The mountain white pine is another lumber tree of importance. It does not attain large size, but has a long, clear trunk, and produces excellent material.

The lowland fir (white fir) is often not of great size, as compared with other species growing with it, but it has as excellent reproduction, and great sylvicultural value as undergrowth.

The lodge pole pine is less widely distributed on the western than on the eastern slope. It occurs chiefly in portions where its great reproductive powers give it peculiar value.

The noble fir, a valuable lumber tree chiefly known locally as larch, reaches, in exceptional cases, a height of 300 feet, with a diameter of 6 or 7 feet near the ground. It is a common tree throughout the larger part of the reserve.

The sugar pine, whose northern limit is near the center of the reserve, extends also to the eastern slope, near Crater Lake. It is a large tree of the first economic value, but its reproduction in this locality is not strong.

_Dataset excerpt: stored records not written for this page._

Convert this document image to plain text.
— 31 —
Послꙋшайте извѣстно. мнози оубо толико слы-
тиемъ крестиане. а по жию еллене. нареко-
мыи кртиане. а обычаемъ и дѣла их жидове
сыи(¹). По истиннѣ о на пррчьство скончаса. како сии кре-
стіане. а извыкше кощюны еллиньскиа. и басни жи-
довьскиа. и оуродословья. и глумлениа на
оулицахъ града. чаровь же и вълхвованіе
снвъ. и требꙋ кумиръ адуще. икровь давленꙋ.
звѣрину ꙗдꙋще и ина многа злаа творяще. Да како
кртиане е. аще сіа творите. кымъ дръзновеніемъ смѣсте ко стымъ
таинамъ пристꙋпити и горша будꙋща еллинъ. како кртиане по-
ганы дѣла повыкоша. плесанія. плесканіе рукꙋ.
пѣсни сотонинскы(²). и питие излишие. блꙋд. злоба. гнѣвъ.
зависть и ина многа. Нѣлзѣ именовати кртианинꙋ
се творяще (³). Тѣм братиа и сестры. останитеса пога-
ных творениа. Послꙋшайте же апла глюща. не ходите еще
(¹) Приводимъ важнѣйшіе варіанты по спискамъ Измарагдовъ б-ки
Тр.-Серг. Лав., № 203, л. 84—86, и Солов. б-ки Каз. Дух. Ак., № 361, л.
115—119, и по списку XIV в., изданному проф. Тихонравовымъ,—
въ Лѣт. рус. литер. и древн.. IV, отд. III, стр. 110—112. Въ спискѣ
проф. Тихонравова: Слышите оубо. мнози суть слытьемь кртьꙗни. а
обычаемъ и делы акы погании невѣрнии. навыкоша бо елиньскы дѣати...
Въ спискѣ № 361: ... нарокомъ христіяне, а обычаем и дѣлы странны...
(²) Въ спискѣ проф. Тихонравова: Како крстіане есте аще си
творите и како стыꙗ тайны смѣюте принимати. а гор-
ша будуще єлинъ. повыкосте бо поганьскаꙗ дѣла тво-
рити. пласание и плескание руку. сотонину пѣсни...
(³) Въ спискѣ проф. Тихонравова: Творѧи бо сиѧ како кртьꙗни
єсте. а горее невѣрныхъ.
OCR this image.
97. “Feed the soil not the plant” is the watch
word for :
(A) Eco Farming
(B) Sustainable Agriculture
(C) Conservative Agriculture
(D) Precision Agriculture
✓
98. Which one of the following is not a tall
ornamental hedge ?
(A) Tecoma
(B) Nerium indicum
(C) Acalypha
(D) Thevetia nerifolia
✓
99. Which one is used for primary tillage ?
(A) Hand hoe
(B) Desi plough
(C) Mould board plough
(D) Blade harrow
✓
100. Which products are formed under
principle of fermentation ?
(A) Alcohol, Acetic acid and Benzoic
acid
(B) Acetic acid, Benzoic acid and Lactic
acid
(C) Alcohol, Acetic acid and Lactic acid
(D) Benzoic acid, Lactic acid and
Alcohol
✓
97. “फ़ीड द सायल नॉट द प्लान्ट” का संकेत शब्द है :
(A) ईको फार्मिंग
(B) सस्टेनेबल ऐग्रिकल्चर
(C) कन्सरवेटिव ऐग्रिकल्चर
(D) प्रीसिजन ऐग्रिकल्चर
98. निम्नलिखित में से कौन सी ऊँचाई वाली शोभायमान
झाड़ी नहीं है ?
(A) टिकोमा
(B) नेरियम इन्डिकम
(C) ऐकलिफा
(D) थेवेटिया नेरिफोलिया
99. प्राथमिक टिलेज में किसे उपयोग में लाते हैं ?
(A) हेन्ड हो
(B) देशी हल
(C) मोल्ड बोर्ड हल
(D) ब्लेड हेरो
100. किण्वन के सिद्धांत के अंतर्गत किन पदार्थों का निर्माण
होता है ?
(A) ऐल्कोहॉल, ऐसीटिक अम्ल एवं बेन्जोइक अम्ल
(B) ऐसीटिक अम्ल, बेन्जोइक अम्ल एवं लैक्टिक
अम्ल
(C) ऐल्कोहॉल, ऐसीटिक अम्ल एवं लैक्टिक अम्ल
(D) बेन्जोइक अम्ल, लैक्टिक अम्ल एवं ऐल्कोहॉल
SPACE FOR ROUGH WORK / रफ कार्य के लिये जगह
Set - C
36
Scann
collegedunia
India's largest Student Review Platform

Other trees are the Sitka spruce and the incense cedar, neither of which is common.

FIRE, WESTERN SLOPE.

Fire has done less damage on the western than on the eastern slope. Still, its ravages have been exceedingly severe, and it is of the first importance that they should be checked. Reference is made to the description of a fire in dense forest on the eastern slope. When such fires are assisted by violent winds they travel with great rapidity, and while the wind continues efforts to subdue them are ineffectual. As has already been mentioned in a previous part of this report, the object of organization against fire should be to reach the scene of a conflagration before it has had time to gather strength. Trails, therefore, are of the first importance.

WATER, WESTERN SLOPE.

Water for irrigation is of comparatively little importance except in the eastern part of this reserve. Floods are dangerous, and the protection of the mountain slopes is required on their account.

MINING, WESTERN SLOPE.

Mining is not known to have reached any development, nor to show promise for the future.

AGRICULTURE, WESTERN SLOPE.

Except in the vicinity of Detroit, where the agricultural lands within the reserve are practically all taken up, the climate usually forbids development of this kind within the boundaries. No special measures are required.

GRAZING, WESTERN SLOPE.

About one-third of the sheep pastured within the reserve occupy ranges on the western slope. Still more than those on the east, these bands depend for their livelihood on areas which have been cleared by fire, and from which the presence of the sheep excludes all but the most meagre reproduction. The measures which seem to be required have already been referred to.